Date Posted: 11.15.2015
Mithun’s zero net energy student housing design for UC San Francisco Mission Bay, ESTUARY, received the top 2015 Architecture at Zero Honor Award. Architecture at Zero is a national competition targeted at testing feasible approaches to zero net energy building solutions in urban environments. ESTUARY was hailed by the competition jury for its sensitive attention to placemaking and human experience. The jury also noted the excellent synergy between engineering and architecture to achieve performance goals. The design was developed by Mithun’s multidisciplinary team in Seattle and San Francisco, in collaboration with engineers at PAE.
ESTUARY Design Concept
Inspired by the predevelopment ecology of the Mission Bay estuarine marshes, ESTUARY comprises three residential structures that are shaped and organized by the flow of people and systems. These prismatic building masses envelop a central terraced community courtyard that connects the residents and also the energy and water systems below. A porous site plan allows entry and access to major campus greenway and transit connections, and invites the larger community to circulate through the courtyard spaces. Each faceted residential tower is arranged to offset individual unit views and optimize daylight harvesting and natural cooling, with residential units connected through internal atrium ventilation stack spaces.
ESTUARY weaves together timeless passive strategies and high performance building envelope and renewable energy strategies, including a district heating loop that combines energy collected from the earth, sun and compost and methane sources on and below the site. Most importantly, ESTUARY also seeks to inspire user engagement and responsibility, through a celebration of human actions that drive down energy demand, including inviting external stairways, expressed passive clothes drying, occupancy energy budgets and shared community kitchen spaces. Collectively, these and other strategies encourage stewardship, social engagement and a community commitment to a zero net energy balance.
The Human Experience
Resident comfort and function is at the core of the ESTUARY design. The range of unit types are intermixed to create a cohesive community that blends generational and demographic range of users. Units are accessed via open air atrium spaces within each building, which offer circulation areas that accommodate informal “porch” seating as well as covered bicycle storage and overlook areas that are open to the sky and PV canopy above. The unit planning expresses functional logic and optimized use of space and flow, with abundant access to natural ventilation, daylight and views, and through ventilation to the atrium spaces from the building exterior.

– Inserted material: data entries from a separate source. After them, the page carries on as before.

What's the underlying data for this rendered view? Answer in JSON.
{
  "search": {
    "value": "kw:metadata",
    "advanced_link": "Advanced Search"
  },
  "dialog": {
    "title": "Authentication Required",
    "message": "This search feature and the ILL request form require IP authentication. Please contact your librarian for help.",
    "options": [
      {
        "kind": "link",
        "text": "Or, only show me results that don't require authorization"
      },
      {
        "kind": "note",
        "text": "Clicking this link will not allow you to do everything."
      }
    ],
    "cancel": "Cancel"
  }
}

In an effort to drive down plug loads, each unit features a card-activated occupant power switch upon entry that limits ghost loading on circuits, and also dryers are not provided. A 40% Energy Savings over typical residential equipment loads is possible through the activated key card system. All clothes drying occurs via “skyline” exterior clothes drying spaces in the building facade that allow vertical passive stack air movement. These expressed elements reduce energy, and activate the facade through human interaction, weaving a 21st century building with timeless cultural and social sustainability practices.
Positive Change: Residents and Behavior
Building performance depends on positive engagement with residents. ESTUARY inspires stewardship and action through the design of spaces that encourage and reward reduced energy and resource use. These strategies not only drive down the EUI of the building, but they also promote community and interdependency with the social fabric of the project. The design concept shares the story of Pat, one of ESTUARY’s newest residents, to illustrate the layers of user experience and behavior that contribute to the performance of the project.
About Architecture at Zero
Now in its fifth year, the Architecture at Zero competition seeks creative and feasible approaches to zero net energy (ZNE) building. By encouraging innovative design solutions to site-specific challenges, the competition aims to broaden thinking about the technical and aesthetic possibilities of ZNE projects. The 2015 competition site is part of the University of California, San Francisco’s Mission Bay Campus that will be developed with mixed-use residential buildings. The program is hosted by AIA California Council and Pacific Gas and Electric Company.